Students who go to are asked to fill out a 40-question survey regarding their drinking habits, Chiauzzi says. Afterward, they are given an assessment of their drinking habits and referred to articles and other information related to their particular problems.

"For example, kids who believe good things happen when they drink -- it makes me more sociable or sexually interesting or funnier -- are more likely to get involved in higher-risk drinking," Chiauzzi says.

The site also will note whether a student has a tendency toward blackout drinking, violence, risky sex or other dangerous behaviors associated with binge drinking. It will urge such students to contact a counselor at their school and get more formal help.

The active role that the Web site forces on the student can shake some from their complacency regarding their drinking, providing an "intervention" of sorts, Glassman says.

"Rather than a Web site where you read information, this Web site asks you questions and then will give you a piece of information you should consider," Glassman says. For example, the site might tell a student that they drink more than 80 percent of the people going to their college.

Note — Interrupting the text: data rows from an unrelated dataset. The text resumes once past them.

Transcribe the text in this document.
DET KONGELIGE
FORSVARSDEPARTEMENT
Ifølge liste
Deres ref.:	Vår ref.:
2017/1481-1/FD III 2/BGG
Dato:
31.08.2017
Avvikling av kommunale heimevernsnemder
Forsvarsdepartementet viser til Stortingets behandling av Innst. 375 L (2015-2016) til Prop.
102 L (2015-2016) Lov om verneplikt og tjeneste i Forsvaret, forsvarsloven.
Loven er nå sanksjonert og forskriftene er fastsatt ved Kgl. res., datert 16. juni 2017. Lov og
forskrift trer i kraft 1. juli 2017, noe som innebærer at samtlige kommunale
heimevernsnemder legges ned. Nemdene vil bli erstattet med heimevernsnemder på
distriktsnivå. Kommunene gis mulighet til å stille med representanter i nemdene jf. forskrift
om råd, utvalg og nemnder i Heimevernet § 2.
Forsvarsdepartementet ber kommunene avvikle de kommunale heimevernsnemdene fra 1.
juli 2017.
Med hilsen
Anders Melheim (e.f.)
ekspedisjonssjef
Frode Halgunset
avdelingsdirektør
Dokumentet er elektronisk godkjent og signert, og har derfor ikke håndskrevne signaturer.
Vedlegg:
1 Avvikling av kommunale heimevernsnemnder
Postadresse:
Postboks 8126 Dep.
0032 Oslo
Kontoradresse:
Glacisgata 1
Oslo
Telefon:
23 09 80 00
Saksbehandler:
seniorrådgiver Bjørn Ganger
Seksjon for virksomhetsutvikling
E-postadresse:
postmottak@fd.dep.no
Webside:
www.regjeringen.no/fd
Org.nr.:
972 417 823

Both Chiauzzi and Glassman say the Web site is only a first step in tackling the problem of student drinking.

"The important thing to know is there is no magical bullet. If this was easy, we'd have solved the problem by now," Glassman says. "This is one piece of a comprehensive educational campaign."

But Glassman adds students who shun the counseling provided by their school might be more willing to accept an intervention from an anonymous Web site.

"I think there's less stigma," Glassman says. "You can sit in your own bedroom any day, day and night, and can start to dabble. If you go to a counselor, people start to get a little nervous. This is less threatening and more convenient."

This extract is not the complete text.